Nanoscale photonic circuits in negative-refraction waveguides

负折射波导中的纳米级光子电路

• 批准号: 1041820
• 负责人: Viktor Podolskiy
• 金额: $ 12.11万
• 依托单位: University of Massachusetts Lowell
• 依托单位国家: 美国
• 项目类别: Standard Grant
• 财政年份: 2010
• 资助国家: 美国
• 起止时间: 2010-03-15 至 2011-08-31
• 项目状态: 已结题
• 来源: https://www.nsf.gov/awardsearch/showAward?AWD_ID=1041820&HistoricalAwards=false
• 关键词: Nanoscale; photonic; circuits; negative; refraction

Proposal Number: 0724763Proposal Title: Nanoscale photonic circuits in negative-refraction waveguidesPI Name: Podolskiy, Viktor A. PI Institution: Oregon State UniversityThe objective of this research is to perform analytical and numerical studies of new class of materials with negative refractive index, anisotropic waveguides, to understand the perspectives of these materials for the development of novel nano-optical devices, and to design the new classes of all-optical sensing, imaging, and communications units.

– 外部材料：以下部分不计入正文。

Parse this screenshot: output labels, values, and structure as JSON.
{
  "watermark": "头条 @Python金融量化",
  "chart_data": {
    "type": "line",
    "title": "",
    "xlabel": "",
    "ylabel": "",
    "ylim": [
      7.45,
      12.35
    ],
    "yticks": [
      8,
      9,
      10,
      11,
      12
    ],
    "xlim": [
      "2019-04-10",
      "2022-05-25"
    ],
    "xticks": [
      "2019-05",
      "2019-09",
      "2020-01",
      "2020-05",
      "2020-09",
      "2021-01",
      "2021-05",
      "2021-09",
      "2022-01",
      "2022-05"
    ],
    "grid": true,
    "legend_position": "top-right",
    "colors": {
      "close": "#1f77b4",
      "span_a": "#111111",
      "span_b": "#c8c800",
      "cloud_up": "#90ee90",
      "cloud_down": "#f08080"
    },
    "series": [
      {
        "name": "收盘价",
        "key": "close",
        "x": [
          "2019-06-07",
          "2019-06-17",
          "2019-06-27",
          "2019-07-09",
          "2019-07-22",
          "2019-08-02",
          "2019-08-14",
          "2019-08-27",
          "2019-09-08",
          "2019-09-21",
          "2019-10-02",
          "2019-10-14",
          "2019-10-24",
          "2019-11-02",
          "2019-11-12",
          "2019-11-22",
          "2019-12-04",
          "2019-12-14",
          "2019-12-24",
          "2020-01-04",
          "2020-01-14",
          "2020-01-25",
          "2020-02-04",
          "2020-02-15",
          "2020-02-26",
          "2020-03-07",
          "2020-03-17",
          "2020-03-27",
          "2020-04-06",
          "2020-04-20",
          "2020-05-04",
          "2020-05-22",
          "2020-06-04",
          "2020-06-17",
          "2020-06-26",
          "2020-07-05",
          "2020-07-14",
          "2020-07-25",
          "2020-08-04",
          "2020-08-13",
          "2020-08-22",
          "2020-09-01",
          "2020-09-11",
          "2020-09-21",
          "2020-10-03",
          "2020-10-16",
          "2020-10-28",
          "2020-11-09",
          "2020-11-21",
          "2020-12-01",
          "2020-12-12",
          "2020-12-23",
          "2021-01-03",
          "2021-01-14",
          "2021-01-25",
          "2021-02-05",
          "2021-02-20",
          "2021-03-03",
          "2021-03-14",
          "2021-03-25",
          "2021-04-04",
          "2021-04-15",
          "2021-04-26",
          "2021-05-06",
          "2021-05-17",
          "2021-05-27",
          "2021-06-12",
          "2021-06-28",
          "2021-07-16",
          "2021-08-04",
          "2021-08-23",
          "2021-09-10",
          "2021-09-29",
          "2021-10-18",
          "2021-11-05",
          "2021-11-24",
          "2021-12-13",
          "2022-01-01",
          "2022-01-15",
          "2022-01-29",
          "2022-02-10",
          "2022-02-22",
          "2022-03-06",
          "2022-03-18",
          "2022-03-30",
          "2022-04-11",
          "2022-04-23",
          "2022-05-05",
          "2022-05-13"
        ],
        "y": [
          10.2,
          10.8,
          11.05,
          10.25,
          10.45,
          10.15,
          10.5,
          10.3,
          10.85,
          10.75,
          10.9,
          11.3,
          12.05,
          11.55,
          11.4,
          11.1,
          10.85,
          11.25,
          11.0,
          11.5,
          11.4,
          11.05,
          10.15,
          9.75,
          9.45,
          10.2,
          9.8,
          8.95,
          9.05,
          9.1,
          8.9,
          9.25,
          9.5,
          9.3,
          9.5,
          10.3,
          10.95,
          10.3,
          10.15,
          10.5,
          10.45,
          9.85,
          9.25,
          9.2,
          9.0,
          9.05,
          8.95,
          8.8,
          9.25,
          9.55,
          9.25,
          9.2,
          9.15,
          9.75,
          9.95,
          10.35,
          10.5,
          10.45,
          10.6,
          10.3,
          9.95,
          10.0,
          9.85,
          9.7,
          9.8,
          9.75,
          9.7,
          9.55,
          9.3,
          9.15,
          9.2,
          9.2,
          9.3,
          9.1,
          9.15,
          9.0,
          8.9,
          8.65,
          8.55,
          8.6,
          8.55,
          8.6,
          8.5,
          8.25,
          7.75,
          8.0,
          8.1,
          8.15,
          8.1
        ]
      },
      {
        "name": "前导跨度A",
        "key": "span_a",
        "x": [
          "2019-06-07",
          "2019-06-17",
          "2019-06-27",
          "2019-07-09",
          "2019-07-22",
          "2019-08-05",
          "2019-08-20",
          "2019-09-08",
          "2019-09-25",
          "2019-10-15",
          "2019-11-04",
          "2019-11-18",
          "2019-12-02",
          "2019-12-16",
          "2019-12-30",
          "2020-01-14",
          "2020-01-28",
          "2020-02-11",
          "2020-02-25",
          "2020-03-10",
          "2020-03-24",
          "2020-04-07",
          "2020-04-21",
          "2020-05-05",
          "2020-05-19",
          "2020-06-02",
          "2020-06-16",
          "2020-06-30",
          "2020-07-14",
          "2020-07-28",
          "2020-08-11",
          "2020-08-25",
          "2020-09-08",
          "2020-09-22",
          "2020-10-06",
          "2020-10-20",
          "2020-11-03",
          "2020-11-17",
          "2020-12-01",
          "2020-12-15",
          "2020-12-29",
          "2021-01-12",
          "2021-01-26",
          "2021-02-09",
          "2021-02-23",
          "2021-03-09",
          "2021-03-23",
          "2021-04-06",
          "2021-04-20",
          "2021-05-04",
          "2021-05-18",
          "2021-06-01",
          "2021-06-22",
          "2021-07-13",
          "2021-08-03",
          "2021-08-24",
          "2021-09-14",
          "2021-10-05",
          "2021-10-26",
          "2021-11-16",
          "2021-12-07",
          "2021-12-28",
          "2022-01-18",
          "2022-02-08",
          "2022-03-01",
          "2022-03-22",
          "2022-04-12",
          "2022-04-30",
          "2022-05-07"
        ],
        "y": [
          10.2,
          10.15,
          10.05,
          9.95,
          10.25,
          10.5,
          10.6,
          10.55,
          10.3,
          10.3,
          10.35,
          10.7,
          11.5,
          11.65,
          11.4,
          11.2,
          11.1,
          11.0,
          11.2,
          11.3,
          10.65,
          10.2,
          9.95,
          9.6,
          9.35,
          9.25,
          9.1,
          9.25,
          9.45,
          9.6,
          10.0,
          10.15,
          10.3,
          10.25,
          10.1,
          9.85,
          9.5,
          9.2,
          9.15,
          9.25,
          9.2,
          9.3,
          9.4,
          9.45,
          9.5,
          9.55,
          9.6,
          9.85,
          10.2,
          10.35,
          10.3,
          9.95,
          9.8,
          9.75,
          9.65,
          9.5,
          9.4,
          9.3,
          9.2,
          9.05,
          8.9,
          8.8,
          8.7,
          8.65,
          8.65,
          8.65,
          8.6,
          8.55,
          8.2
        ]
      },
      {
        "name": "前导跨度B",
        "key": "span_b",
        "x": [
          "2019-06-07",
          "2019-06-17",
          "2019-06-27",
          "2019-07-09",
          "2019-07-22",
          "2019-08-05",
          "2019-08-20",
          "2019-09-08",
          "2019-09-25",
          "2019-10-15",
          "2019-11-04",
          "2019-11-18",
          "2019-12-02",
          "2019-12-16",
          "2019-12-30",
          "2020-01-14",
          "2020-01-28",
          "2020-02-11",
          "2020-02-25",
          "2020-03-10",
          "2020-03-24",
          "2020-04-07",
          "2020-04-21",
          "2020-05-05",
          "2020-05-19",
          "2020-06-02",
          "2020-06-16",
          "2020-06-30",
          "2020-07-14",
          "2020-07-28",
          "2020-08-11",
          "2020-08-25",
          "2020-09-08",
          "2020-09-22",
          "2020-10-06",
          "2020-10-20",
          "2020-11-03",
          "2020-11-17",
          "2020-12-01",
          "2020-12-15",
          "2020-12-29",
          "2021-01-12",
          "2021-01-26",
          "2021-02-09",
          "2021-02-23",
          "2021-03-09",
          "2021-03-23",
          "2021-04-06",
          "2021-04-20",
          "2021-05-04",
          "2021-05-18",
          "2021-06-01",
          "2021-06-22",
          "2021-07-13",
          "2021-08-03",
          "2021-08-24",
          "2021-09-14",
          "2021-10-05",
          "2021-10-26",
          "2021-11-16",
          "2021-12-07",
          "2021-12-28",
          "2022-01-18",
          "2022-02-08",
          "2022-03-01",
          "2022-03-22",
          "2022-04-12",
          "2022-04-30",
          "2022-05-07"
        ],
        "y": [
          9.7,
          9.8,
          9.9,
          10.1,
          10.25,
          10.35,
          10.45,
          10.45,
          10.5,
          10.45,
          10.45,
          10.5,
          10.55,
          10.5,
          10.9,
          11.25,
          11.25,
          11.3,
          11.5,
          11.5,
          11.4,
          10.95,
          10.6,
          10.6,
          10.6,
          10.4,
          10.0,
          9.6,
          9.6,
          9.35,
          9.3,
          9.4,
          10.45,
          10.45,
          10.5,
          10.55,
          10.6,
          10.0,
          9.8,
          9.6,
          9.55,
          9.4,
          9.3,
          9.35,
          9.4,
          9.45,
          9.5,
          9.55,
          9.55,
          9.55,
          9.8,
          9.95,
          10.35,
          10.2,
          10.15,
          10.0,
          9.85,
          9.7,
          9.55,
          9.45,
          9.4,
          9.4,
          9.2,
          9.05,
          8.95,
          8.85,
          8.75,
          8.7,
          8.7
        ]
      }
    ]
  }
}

The approach is to employ a set of finite-element and plane-wave-expansion techniques to provide accurate multi-scale simulation and analytical description of the electromagnetism in anisotropic metamaterials, starting from nanometer scales of metamaterial units, to micrometer scales of optical devices, to millimeter scales of integrated photonic circuits. Intellectual meritThe emerging area of negative refractive index media has already resulted in revision of such fundamental laws of nature as refraction and diffraction. Anisotropy-based waveguides, which form the backbone of the proposed research, provide solutions to two fundamental problems associated with conventional negative-index systems: resonant absorption and sensitivity to fabrication imperfections. The proposed research will address the fundamental properties of anisotropic negative-index systems, including coupling between micro- and nanoscale structures, sub-diffraction manipulation of optical signals, and evolution of optical nonlinearities. Broader impacts From the fundamental standpoint, proposed research will have its implications in physics (light-matter interaction), biology and chemistry (imaging, sensing, spectroscopy), and engineering (optical computing). From the educational standpoint, proposed activities will lead to an updated curriculum and interactive Java-based tutorial, reflecting recent developments in metamaterials and negative refraction. From the societal standpoint, the proposed research has a potential to revolutionize the areas of sensing, imaging, and communications.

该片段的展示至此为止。